Death Benefits on Pensions
Discretionary Trusts can save time and money for Pension Death Benefit Payments. So it is surprising how many people do not finalise their plans to ensure payments on death are paid to who they would like to receive the monies.
Pension plans are written in a discretionary trust and death benefits can be paid under trustee discretion (as an expression of wish), or at the discretion of the member (as a nomination).
A nomination is an instruction to the trustees, whereas an expression of wish leaves the decision to the trustees’ discretion. However, in the pensions industry the two phrases are often used interchangeably.
Although it is less certain than a nomination, there are three main advantages to using an expression of wish:
- Benefits will usually be paid to the people the pension owner wants
- Benefits may be paid quicker if there is guidance from the member
- The benefits are unlikely to attract Inheritance Tax (IHT)
For the person who owns the pension, the main advantage of an expression of wish is it tells the trustees of the scheme who the benefits should be paid to when the member is no longer around.
This is of particular importance for those who have no obvious legatees, such as a spouse or children.

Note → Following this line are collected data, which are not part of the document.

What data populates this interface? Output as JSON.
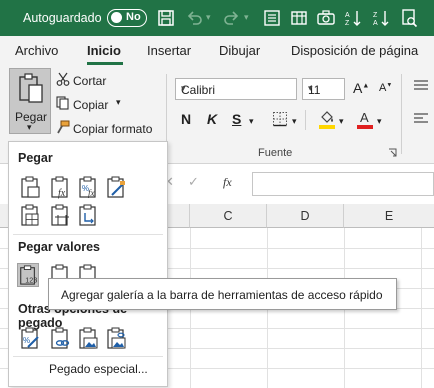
{
  "titlebar": {
    "autosave_label": "Autoguardado",
    "toggle_state": "No",
    "icons": [
      "save-icon",
      "undo-icon",
      "redo-icon",
      "form-icon",
      "table-icon",
      "camera-icon",
      "sort-ascending-icon",
      "sort-descending-icon",
      "print-preview-icon"
    ]
  },
  "tabs": [
    {
      "label": "Archivo"
    },
    {
      "label": "Inicio"
    },
    {
      "label": "Insertar"
    },
    {
      "label": "Dibujar"
    },
    {
      "label": "Disposición de página"
    }
  ],
  "active_tab": "Inicio",
  "ribbon": {
    "paste_label": "Pegar",
    "cut_label": "Cortar",
    "copy_label": "Copiar",
    "format_painter_label": "Copiar formato",
    "font_name": "Calibri",
    "font_size": "11",
    "bold_label": "N",
    "italic_label": "K",
    "underline_label": "S",
    "font_group_label": "Fuente",
    "fill_color": "#ffd600",
    "font_color": "#e02020"
  },
  "formula_bar": {
    "fx_label": "fx"
  },
  "grid": {
    "columns": [
      "C",
      "D",
      "E"
    ]
  },
  "paste_menu": {
    "heading_paste": "Pegar",
    "heading_values": "Pegar valores",
    "heading_other": "Otras opciones de pegado",
    "special_label": "Pegado especial..."
  },
  "tooltip": {
    "text": "Agregar galería a la barra de herramientas de acceso rápido"
  },
  "colors": {
    "brand_green": "#217346",
    "ribbon_bg": "#f3f3f3"
  }
}
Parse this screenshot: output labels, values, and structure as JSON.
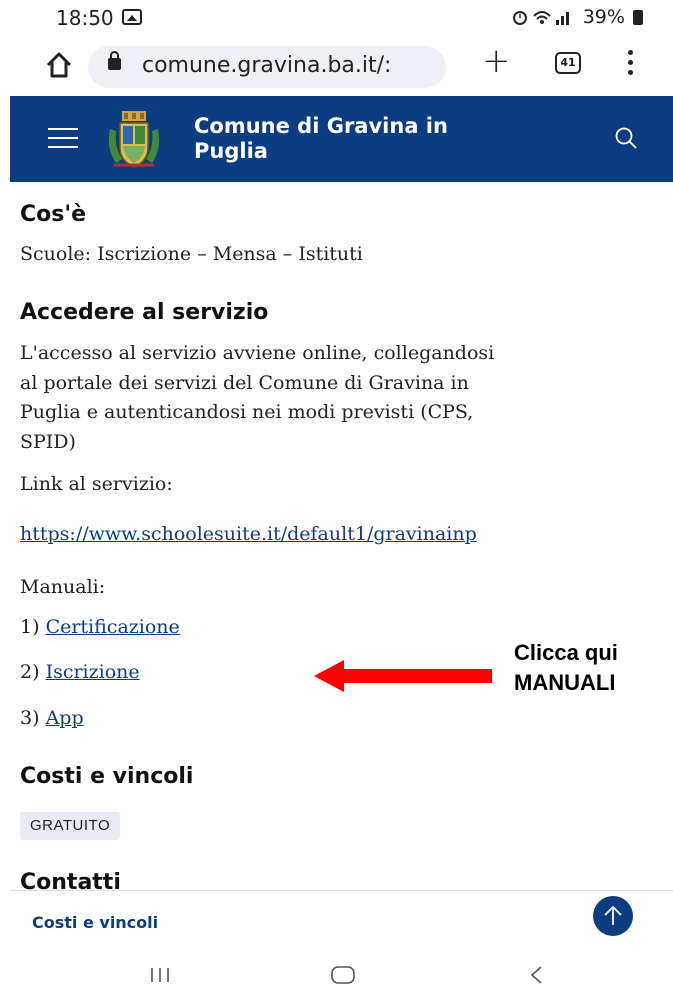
{
  "status_bar": {
    "time": "18:50",
    "battery": "39%"
  },
  "browser": {
    "url": "comune.gravina.ba.it/:",
    "tab_count": "41"
  },
  "site_header": {
    "title_line1": "Comune di Gravina in",
    "title_line2": "Puglia"
  },
  "sections": {
    "cos_e": {
      "heading": "Cos'è",
      "text": "Scuole: Iscrizione – Mensa – Istituti"
    },
    "accedere": {
      "heading": "Accedere al servizio",
      "paragraph_lines": [
        "L'accesso al servizio avviene online, collegandosi",
        "al portale dei servizi del Comune di Gravina in",
        "Puglia e autenticandosi nei modi previsti (CPS,",
        "SPID)"
      ],
      "link_label": "Link al servizio:",
      "service_link": "https://www.schoolesuite.it/default1/gravinainp",
      "manuals_label": "Manuali:",
      "manuals": [
        {
          "num": "1)",
          "label": "Certificazione"
        },
        {
          "num": "2)",
          "label": "Iscrizione"
        },
        {
          "num": "3)",
          "label": "App"
        }
      ]
    },
    "costi": {
      "heading": "Costi e vincoli",
      "badge": "GRATUITO"
    },
    "contatti": {
      "heading": "Contatti"
    }
  },
  "annotation": {
    "line1": "Clicca qui",
    "line2": "MANUALI",
    "color": "#ff0000"
  },
  "sticky_nav": {
    "label": "Costi e vincoli"
  },
  "colors": {
    "brand": "#0b3d80",
    "badge_bg": "#e8ebf2"
  },
  "icons": [
    "home-icon",
    "lock-icon",
    "plus-icon",
    "tabs-icon",
    "more-icon",
    "hamburger-icon",
    "search-icon",
    "arrow-up-icon",
    "recents-icon",
    "home-nav-icon",
    "back-icon"
  ]
}
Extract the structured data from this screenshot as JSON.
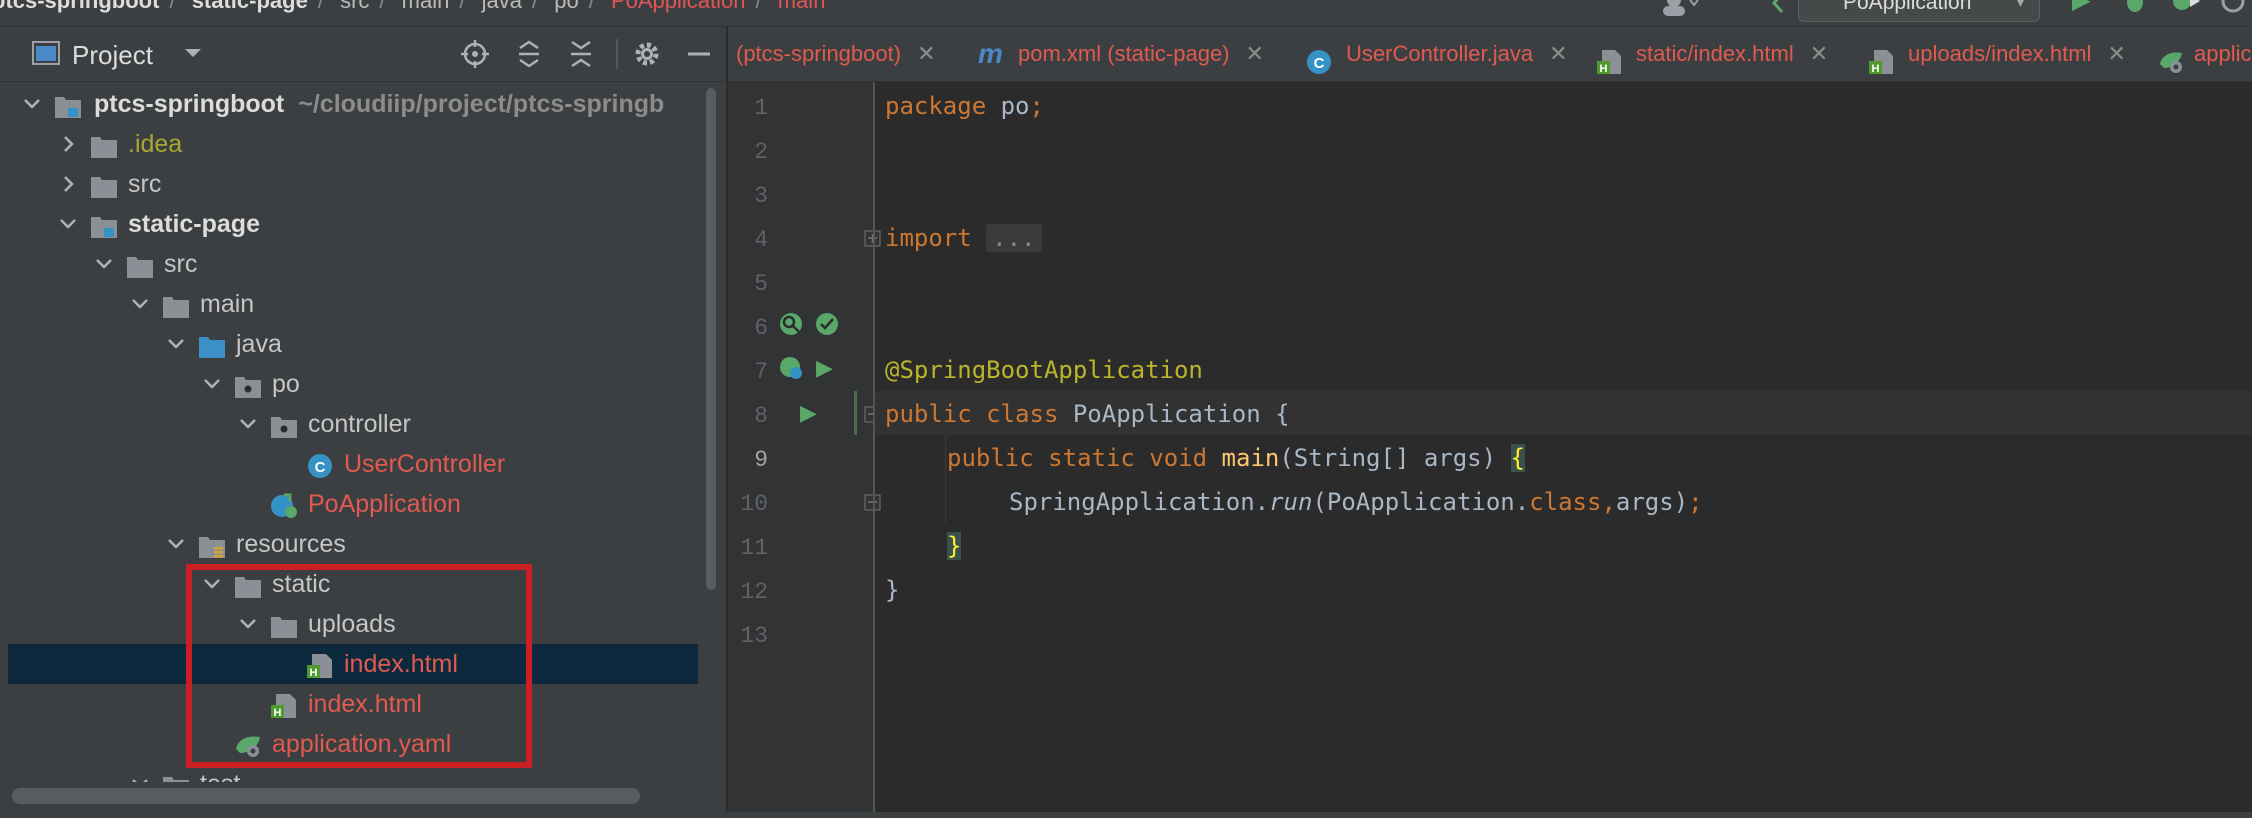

It could be equally important for those who have more than one potential beneficiary.
The reason for this is simple. On death, the transfer of money or other assets of value to a spouse or civil partner is exempt from IHT. Pension benefits are usually free of IHT for whoever the benefit is paid to.
If there are other assets available to support the spouse, it makes sense to use the pension to transfer funds to someone who would otherwise pay IHT, which is almost anyone except the spouse. This also ensures, where relevant, the benefits do not end up in the spouse’s estate when they die. Despite this, the majority of lump sum, pension payments on death are made to the spouse.
It is not uncommon for the settlement of an estate to take around 12 to 18 months, while the legal representatives identify who is entitled to receive what. On the other hand, pension benefits on death are distributed by the scheme trustees and, although they may refer to the will for direction, they do not usually have to wait until probate is settled.
Where there is an expression of wish form, the trustees are likely to pay the benefit quicker than if they had to search for beneficiaries.
The payment of a lump sum death benefit under trustee discretion is usually free of IHT, although it may be payable if a transfer of value was made. For example, if the pension fund is transferred or assigned while the member was not in good health and dies soon after (normally taken to mean within two years).
However, it does mean the trustees can pay the benefit to someone other than the member’s chosen recipients. It is important trustees investigate all of the circumstances that may be relevant to their choice of recipient for the lump sum death benefit, and do not simply follow the expression of wish form.
A significant number of the complaints Pension Ombudsman are about the distribution of death benefits.
Problems may occur where there are unusual or non-standard family circumstances, such as a second marriage. Where a pension scheme member is concerned, their wishes may not be followed.
They could instruct the trustees to pay out to specified individuals via a formal instruction, such as choosing to use a separate personal trust that directs the benefits to their chosen beneficiaries. In these circumstances the payment would form part of the deceased’s estate.
An expression of wish form is a simple and effective method of pension tax planning, but it is surprising how often it is either forgotten or not kept up to date. It may not seem like much, but it could make a huge difference to the beneficiaries of pension benefits.